Granting relief to lenders and real estate developers, the Reserve Bank of India (RBI) on Thursday allowed a one-year extension of the date of commencement of commercial operations (DCCO) for project loans, which are delayed for reasons beyond the promoters’ control.
The DCCO is significant because repayment schedules are linked to it. RBI also said the asset classification of project loans need not be downgraded by lenders during this period. “It has been decided to permit extension of date of commencement of commercial operations (DCCO) of project loans for commercial real estate, delayed for reasons beyond the control of promoters, by another one year without downgrading the asset classification, in line with treatment accorded to other project loans for non-infrastructure sector,” RBI said.
The central bank’s leeway to lenders on reclassification of these loans is expected to positively impact the profitability of banks, India Ratings and Research associate director Karan Gupta said. “Till now, banks had to downgrade the classification of these loans and make a provision against them, but they won’t have to do that any more.

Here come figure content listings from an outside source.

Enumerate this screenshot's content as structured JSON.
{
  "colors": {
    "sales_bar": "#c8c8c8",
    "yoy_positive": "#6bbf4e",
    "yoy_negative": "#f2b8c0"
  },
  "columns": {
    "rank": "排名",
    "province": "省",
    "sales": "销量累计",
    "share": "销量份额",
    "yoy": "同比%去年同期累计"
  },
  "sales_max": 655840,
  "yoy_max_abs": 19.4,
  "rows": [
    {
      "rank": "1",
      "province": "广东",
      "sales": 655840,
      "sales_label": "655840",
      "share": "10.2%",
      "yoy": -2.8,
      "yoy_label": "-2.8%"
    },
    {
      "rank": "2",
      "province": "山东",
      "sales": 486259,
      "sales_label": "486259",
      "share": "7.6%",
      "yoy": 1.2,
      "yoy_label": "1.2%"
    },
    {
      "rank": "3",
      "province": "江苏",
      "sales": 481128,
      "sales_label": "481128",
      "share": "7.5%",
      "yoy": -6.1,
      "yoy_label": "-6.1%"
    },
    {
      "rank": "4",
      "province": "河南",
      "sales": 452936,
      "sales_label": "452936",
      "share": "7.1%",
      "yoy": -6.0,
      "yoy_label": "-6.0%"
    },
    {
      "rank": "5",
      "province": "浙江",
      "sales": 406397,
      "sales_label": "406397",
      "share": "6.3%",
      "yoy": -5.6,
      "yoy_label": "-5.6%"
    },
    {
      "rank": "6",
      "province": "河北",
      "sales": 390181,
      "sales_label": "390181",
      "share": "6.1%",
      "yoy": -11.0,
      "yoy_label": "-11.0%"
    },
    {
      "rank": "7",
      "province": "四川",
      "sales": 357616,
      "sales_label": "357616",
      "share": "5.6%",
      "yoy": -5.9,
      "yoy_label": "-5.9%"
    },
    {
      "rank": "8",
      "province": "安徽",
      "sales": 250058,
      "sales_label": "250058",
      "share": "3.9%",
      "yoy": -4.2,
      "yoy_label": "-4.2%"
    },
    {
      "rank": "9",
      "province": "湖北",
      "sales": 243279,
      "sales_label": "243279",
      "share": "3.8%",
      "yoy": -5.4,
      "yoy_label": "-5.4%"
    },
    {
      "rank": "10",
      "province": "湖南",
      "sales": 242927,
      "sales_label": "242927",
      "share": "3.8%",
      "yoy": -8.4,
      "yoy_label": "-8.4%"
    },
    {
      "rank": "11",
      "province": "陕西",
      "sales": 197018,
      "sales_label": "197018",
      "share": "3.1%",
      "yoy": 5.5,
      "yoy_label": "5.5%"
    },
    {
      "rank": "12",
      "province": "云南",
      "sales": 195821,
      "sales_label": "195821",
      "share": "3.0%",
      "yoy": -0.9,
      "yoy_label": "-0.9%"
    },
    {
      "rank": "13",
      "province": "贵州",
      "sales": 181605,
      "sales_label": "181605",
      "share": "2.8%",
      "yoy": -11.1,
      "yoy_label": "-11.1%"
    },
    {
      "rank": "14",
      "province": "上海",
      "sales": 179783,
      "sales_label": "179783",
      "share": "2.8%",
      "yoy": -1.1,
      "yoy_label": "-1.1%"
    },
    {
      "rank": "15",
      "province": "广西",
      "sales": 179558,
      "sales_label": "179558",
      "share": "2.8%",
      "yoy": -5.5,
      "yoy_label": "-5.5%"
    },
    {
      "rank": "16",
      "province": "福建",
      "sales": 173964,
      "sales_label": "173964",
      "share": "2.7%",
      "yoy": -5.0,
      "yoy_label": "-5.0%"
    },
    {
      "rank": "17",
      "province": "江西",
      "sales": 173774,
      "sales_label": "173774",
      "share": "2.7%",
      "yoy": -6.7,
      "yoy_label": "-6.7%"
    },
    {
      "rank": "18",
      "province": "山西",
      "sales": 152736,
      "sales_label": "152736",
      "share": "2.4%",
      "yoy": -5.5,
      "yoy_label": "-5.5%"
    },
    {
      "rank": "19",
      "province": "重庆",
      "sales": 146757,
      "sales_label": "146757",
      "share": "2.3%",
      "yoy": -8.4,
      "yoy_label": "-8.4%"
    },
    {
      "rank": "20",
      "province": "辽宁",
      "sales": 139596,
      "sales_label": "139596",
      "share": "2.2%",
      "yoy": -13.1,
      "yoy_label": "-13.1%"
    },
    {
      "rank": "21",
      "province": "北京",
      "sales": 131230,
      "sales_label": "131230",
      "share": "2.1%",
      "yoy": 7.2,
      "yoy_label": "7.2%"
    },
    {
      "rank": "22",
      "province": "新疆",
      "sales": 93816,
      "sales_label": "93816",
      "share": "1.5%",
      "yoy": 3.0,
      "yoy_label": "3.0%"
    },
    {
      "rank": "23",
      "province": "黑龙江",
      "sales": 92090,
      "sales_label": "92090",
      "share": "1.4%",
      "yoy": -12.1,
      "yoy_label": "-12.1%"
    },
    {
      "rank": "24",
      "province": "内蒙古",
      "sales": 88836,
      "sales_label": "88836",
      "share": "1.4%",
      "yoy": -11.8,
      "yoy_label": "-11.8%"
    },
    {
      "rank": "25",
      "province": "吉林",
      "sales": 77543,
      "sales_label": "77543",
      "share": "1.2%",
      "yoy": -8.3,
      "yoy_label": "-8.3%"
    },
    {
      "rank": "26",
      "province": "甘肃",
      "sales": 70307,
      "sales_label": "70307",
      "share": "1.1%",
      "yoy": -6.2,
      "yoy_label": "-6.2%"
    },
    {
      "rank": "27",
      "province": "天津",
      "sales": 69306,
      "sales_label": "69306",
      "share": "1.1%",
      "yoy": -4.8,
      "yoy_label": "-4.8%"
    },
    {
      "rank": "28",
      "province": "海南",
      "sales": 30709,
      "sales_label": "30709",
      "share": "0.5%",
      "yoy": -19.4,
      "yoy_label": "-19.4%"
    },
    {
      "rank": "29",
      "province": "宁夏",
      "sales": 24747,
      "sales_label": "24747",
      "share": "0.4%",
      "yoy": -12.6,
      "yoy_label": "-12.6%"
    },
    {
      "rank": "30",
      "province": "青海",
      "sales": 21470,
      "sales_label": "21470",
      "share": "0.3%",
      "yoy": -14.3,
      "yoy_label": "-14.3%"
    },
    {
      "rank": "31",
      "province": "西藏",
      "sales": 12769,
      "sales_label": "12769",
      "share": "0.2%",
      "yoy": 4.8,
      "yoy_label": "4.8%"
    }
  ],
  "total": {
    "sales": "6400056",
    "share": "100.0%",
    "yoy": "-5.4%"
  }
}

They can restructure these loans and a lower provision amount will be required. The benefit is largely on the profitability of banks because of the lower provisioning,” Gupta told FE.
The reclassification leeway is also expected to benefit stressed housing financiers. This measure could help some housing finance companies run down their wholesale lending books sooner than anticipated. The one-year extension in the DCCO will also give a much-needed breather to real estate developers who are facing genuine delays, industry players said. The sector has been dragged down by project delays and piling inventories. “The (RBI) move will help ease out the time for maintaining and managing cash flows for developers and help them in completing many of the stuck projects,” Hiranandani Group co-founder Niranjan Hiranandani said. In September 2019, the government also announced a Rs 10,000-crore stressed asset fund as a relief for the real estate sector.
However, some analysts think the measures will only provide “marginal relief” to cash-strapped realty firms. “The real challenge is where projects are operational and residential sales aren’t happening, and developers are sitting on huge amount of inventory. There is no relaxation there,” analysts at Macquarie Capital Securities (India) said.
Industry players are also disappointed that the MPC kept the repo rate unchanged in a slowing demand scenario, Hiranandani said.